Я слишком долго пыталась его понять и оправдывать его перед самой собой.

Многие со стороны могли подумать, что я холодна к Клоду и даже ненавижу его. Горько. Очень горько, что никто не знал, как сильно я его любила даже сейчас. И это не та глупая любовь, когда бабочки в животе и радостные взвизги от одной только встречи, и уж тем более не любовь сумасшедшая и абсурдная, которой страдали двинутые на голову поклонницы Теда Банди[4], а любовь самая незавидная и давно потерявшая свою романтическую суть. Пожалуй, это была любовь-привязанность (не путать с привычкой), а она в тысячу крат сильнее обычной любви, потому что быть намертво привязанным к человеку означает отказаться от притязания на него и продолжать любить не как вторую половинку, а просто как человека очень родного, и вот в этом «просто» таилась вся мощь чувства.
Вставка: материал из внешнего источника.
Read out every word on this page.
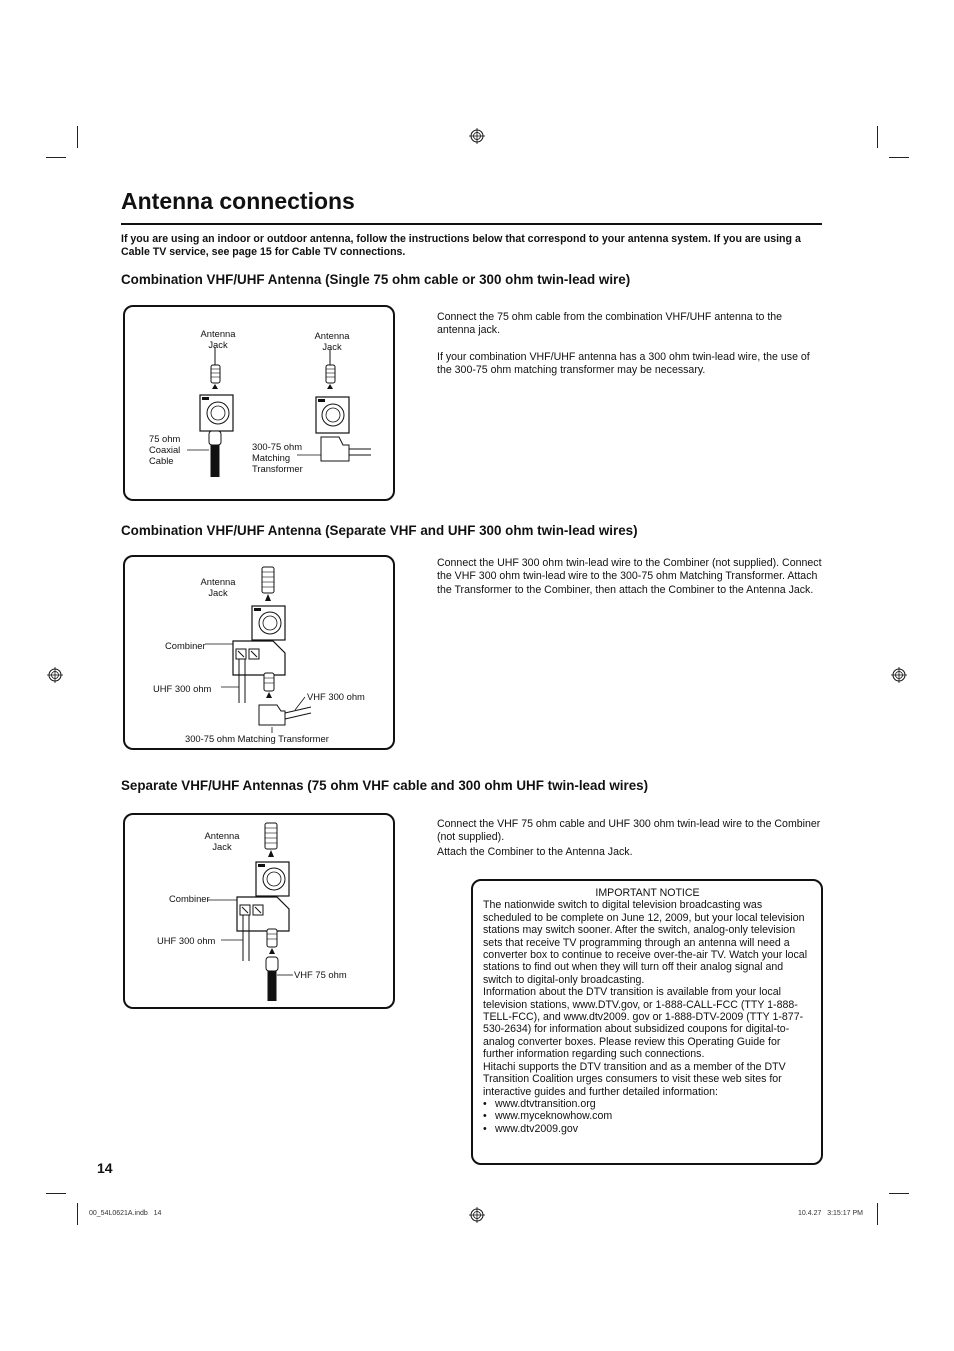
Antenna connections
If you are using an indoor or outdoor antenna, follow the instructions below that correspond to your antenna system. If you are using a Cable TV service, see page 15 for Cable TV connections.
Combination VHF/UHF Antenna (Single 75 ohm cable or 300 ohm twin-lead wire)
Antenna
Jack
Antenna
Jack
75 ohm
Coaxial
Cable
300-75 ohm
Matching
Transformer

Connect the 75 ohm cable from the combination VHF/UHF antenna to the antenna jack.

If your combination VHF/UHF antenna has a 300 ohm twin-lead wire, the use of the 300-75 ohm matching transformer may be necessary.

Combination VHF/UHF Antenna (Separate VHF and UHF 300 ohm twin-lead wires)
Antenna
Jack
Combiner
UHF 300 ohm
VHF 300 ohm
300-75 ohm Matching Transformer

Connect the UHF 300 ohm twin-lead wire to the Combiner (not supplied). Connect the VHF 300 ohm twin-lead wire to the 300-75 ohm Matching Transformer. Attach the Transformer to the Combiner, then attach the Combiner to the Antenna Jack.

Separate VHF/UHF Antennas (75 ohm VHF cable and 300 ohm UHF twin-lead wires)
Antenna
Jack
Combiner
UHF 300 ohm
VHF 75 ohm

Connect the VHF 75 ohm cable and UHF 300 ohm twin-lead wire to the Combiner (not supplied).

Attach the Combiner to the Antenna Jack.

IMPORTANT NOTICE

The nationwide switch to digital television broadcasting was scheduled to be complete on June 12, 2009, but your local television stations may switch sooner. After the switch, analog-only television sets that receive TV programming through an antenna will need a converter box to continue to receive over-the-air TV. Watch your local stations to find out when they will turn off their analog signal and switch to digital-only broadcasting.

Information about the DTV transition is available from your local television stations, www.DTV.gov, or 1-888-CALL-FCC (TTY 1-888-TELL-FCC), and www.dtv2009. gov or 1-888-DTV-2009 (TTY 1-877-530-2634) for information about subsidized coupons for digital-to-analog converter boxes. Please review this Operating Guide for further information regarding such connections.

Hitachi supports the DTV transition and as a member of the DTV Transition Coalition urges consumers to visit these web sites for interactive guides and further detailed information:

• www.dtvtransition.org
• www.myceknowhow.com
• www.dtv2009.gov
14
00_54L0621A.indb   14	10.4.27   3:15:17 PM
Скоро пора было возвращаться в зал. Оказалось непривычно видеть Клода в строгом чёрном костюме. Он давно перестал носить что-то эпатажное и яркое и максимум ограничивался драными джинсами и кофтами с горлом. Увидев его в зале в очередной раз, я начала вспоминать.

* * *

Мода явление, как правило, непостоянное. Раньше она гордо шагала по земле с одной целью одеть человека со вкусом и с удобством. В нынешнее время мода превратилась в какой-то цирк, целью которого было продемонстрировать всю фантазию того или иного модельера. Проще говоря, мода перестала иметь практический характер и стала искусством из-за очень сложных и нередко абсурдных форм одежды. Я не осуждала никакие модельные дома и даже сама являлась большой поклонницей творчества (а это иначе никак не назовёшь) Айрис Ван Херпен[5]. Просто я не понимала, зачем звёзды рядятся в этот эпатаж как безмозглые куклы. Казалось бы, кто в здравом уме будет носить, например, три узких полоски ткани, едва прикрывающие всё самое интимное? Но такие личности были. Возможно, они больше не знали, как привлечь к себе внимание, а возможно что большая редкость имели намерение что-то сказать своим образом этому миру. Безусловно, существовал и коммерческий фактор это сотрудничество между звездой и модельным домом. Словом, феномен экстравагантных одежд объясним в целом, но не в частности, если брать каждую публичную личность по отдельности, потому что публичные личности не отчитываются перед фанатами, почему они выбрали тот или иной образ. Они просто одеваются, как им вздумается, а те смотрят на них, как пастор на Священное Писание.

Вопросом моды я начала задаваться где-то в двадцать один год. Тогда Клод уже вовсю расхаживал в женской или унисекс одежде, и я была с ним солидарна только потому, что одевался и красился он грамотно, со знанием дела. Его стилем не занимался никакой стилист, Клод сам был подкован в данном вопросе и всегда правильно и гармонично сочетал элементы гардероба. До определённого момента.

В процессе продакшна Клод вёл себя странно. Мы с Майком и Генри пару раз посещали съёмочную площадку и видели, как Клод играет и как он ведёт себя по уже ту сторону камер. Он был напряжён физически и морально, постоянно оглядывался, опасливо искал кого-то взглядом, а когда не находил, на пару мгновений расслаблялся, и вот тогда он более-менее напоминал нашего старого доброго Клода.

 Когда у вас конец съёмок? Мы давно не давали концерты,  сказал Генри.

Клод покрепче затянулся.

 Конец через месяц. Потом постпродакшн. После этого я весь ваш. Кстати,  вспомнил он,  мне звонил один журналист, и он хочет взять у нас интервью. Вместе. Нора, ты тоже можешь присутствовать.

Я удивилась.

 Причём тут я?

Клод улыбнулся.

 А то ты не знаешь.

 Нет, не знаю.

 Ты важная частичка нашей импровизированной семьи,  заметил мне он.  И я уверен, тебе будет что сказать.

К нам подбежал парень-ассистент.

 Клод, Нил хочет тебя видеть.

Клод как-то нехорошо напрягся.

 Зачем?

 Не знаю,  пожал паренёк плечами.  Моё дело донести до тебя информацию.

Благодушное настроение Клода моментально улетучилось. Напоследок он затянулся сигаретой так глубоко, словно желал прожечь себе лёгкие едким дымом, и остервенело потушил её об урну.

 Всё нормально?  спросил Майк.

Клод налепил улыбку.

 Пре-кра-сно. Просто замечательно. Ладно, мне пора.